Calle Santa Isabel 52 • 917 74 10 00 • www.museoreinasofia.es • Open 10am–9pm Mon & Wed–Sat, 10am–7pm Sun; closed Tue, 1 Jan, 6 Jan, 1 May, 15 May, 9 Nov, 24–25 Dec, 31 Dec • Adm €8 (free 7–9pm Mon & Wed–Sat, 1:30–7pm Sun); Paseo del Arte €29.60
The entrance to the main Sabatini Building is in Plaza Sánchez Bustillo. Permanent collections can be found on the first, second and fourth floors, and temporary exhibitions on the first and third floors. Further permanent collections are in the Nouvel Building. Exhibits are susceptible to change. To the west and south of the courtyard are two buildings housing an art library, a restaurant, a book- shop and an auditorium.

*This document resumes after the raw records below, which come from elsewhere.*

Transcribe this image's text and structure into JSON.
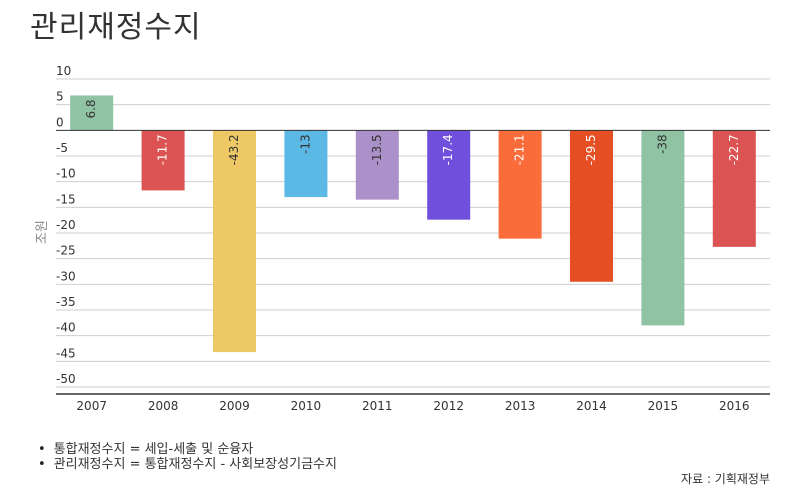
{
  "page": {
    "title": "관리재정수지",
    "notes": [
      "통합재정수지 = 세입-세출 및 순융자",
      "관리재정수지 = 통합재정수지 - 사회보장성기금수지"
    ],
    "source": "자료 : 기획재정부"
  },
  "chart_data": {
    "type": "bar",
    "title": "관리재정수지",
    "ylabel": "조원",
    "xlabel": "",
    "ylim": [
      -50,
      10
    ],
    "yticks": [
      10,
      5,
      0,
      -5,
      -10,
      -15,
      -20,
      -25,
      -30,
      -35,
      -40,
      -45,
      -50
    ],
    "grid": true,
    "categories": [
      "2007",
      "2008",
      "2009",
      "2010",
      "2011",
      "2012",
      "2013",
      "2014",
      "2015",
      "2016"
    ],
    "values": [
      6.8,
      -11.7,
      -43.2,
      -13,
      -13.5,
      -17.4,
      -21.1,
      -29.5,
      -38,
      -22.7
    ],
    "value_labels": [
      "6.8",
      "-11.7",
      "-43.2",
      "-13",
      "-13.5",
      "-17.4",
      "-21.1",
      "-29.5",
      "-38",
      "-22.7"
    ],
    "colors": [
      "#8fc3a3",
      "#dc5353",
      "#efc866",
      "#5cb8e4",
      "#ab90c9",
      "#704fdc",
      "#fb6c3b",
      "#e54f23",
      "#8fc3a3",
      "#dc5353"
    ],
    "label_colors": [
      "#333333",
      "#ffffff",
      "#333333",
      "#333333",
      "#333333",
      "#ffffff",
      "#ffffff",
      "#ffffff",
      "#333333",
      "#ffffff"
    ]
  }
}
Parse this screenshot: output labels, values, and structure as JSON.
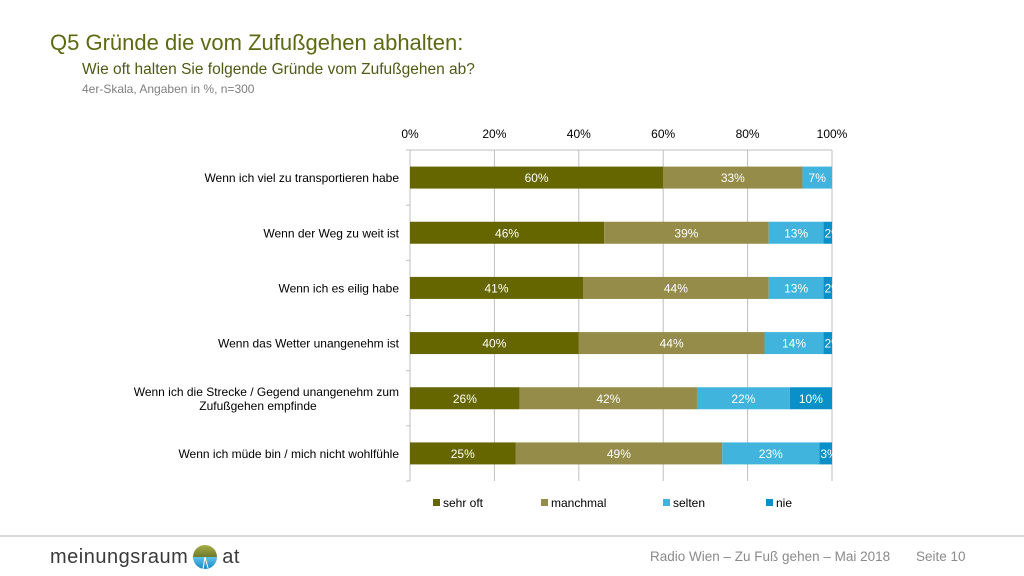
{
  "header": {
    "title": "Q5 Gründe die vom Zufußgehen abhalten:",
    "subtitle": "Wie oft halten Sie folgende Gründe vom Zufußgehen ab?",
    "note": "4er-Skala, Angaben in %, n=300"
  },
  "chart_data": {
    "type": "bar",
    "orientation": "horizontal",
    "stacked": true,
    "title": "",
    "xlabel": "",
    "ylabel": "",
    "xlim": [
      0,
      100
    ],
    "x_ticks": [
      "0%",
      "20%",
      "40%",
      "60%",
      "80%",
      "100%"
    ],
    "x_axis_position": "top",
    "grid": true,
    "legend_position": "bottom",
    "categories": [
      "Wenn ich viel zu transportieren habe",
      "Wenn der Weg zu weit ist",
      "Wenn ich es eilig habe",
      "Wenn das Wetter unangenehm ist",
      "Wenn ich die Strecke / Gegend unangenehm zum Zufußgehen empfinde",
      "Wenn ich müde bin / mich nicht wohlfühle"
    ],
    "series": [
      {
        "name": "sehr oft",
        "color": "#666600",
        "values": [
          60,
          46,
          41,
          40,
          26,
          25
        ]
      },
      {
        "name": "manchmal",
        "color": "#948c48",
        "values": [
          33,
          39,
          44,
          44,
          42,
          49
        ]
      },
      {
        "name": "selten",
        "color": "#40b4dc",
        "values": [
          7,
          13,
          13,
          14,
          22,
          23
        ]
      },
      {
        "name": "nie",
        "color": "#0a90c8",
        "values": [
          0,
          2,
          2,
          2,
          10,
          3
        ]
      }
    ]
  },
  "footer": {
    "logo_left": "meinungsraum",
    "logo_right": "at",
    "text": "Radio Wien – Zu Fuß gehen – Mai 2018",
    "page": "Seite 10"
  }
}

This marvellous Blue-period portrait (1901) of an insolent-looking courtesan by Pablo Picasso (1881–1973) was painted from memory soon after his first visit to Paris. When it failed to win a national competition, a disgruntled Picasso discarded it.
Antonio Saura (1930–1998) portrays the devastation after the Spanish Civil War in this painting (1959). He was a key exponent of the Spanish art brut trend which achieved international success in the late 1950s, once the Spanish borders were opened to artists.
Hermenegildo Anglada-Camarasa (1871–1959) had a sensual style as this evocative painting (c.1913) shows.
José Gutiérrez Solana (1886–1945) loved to record the social life of Madrid, as seen in this 1920 portrait. The painting’s owner, Ramón Gómez de la Serna, is shown in the centre.
This nude by Francis Bacon (1909–1992) was based on photographs of Henrietta Moraes by John Deakin, and evokes the distortion of humanity.
Catalan artist Salvador Dalí (1904–89) was a leading exponent of Surrealism, with its exploration of the subconscious. The figure of the Masturbator (1929) is derived from a weird rock formation at Cadaqués, close to where Dalí had a home.
Also known as Self-portrait, Alfonso Ponce de León’s (1906–36) disturbing work was painted during the last year of his life, and prefigures his tragic death in a car crash. The painting, which shows a man violently thrown from a vehicle, is a mixture of realistic elements, along with lack of depth, flat colour and artificial lighting, which reflect the artist’s use of both Surrealism and Magic Realism.
Joan Miró (1893–1983) encompassed Cubism and Surrealism but he never lost his extraordinary originality. In this 1938 work the Catalan painter is more interested in juxtaposing colours rather than revealing the physical attributes of the sitter.
Antoni Tàpies’s (1923–2012) “matter paintings” explore texture and are composed by adding layers of mixed media, such as sand, powdered marble and paint, onto a pre-varnished canvas.
Juan Gris (1887–1927) became one of Cubism’s leading exponents. This 1925 work is an excellent example.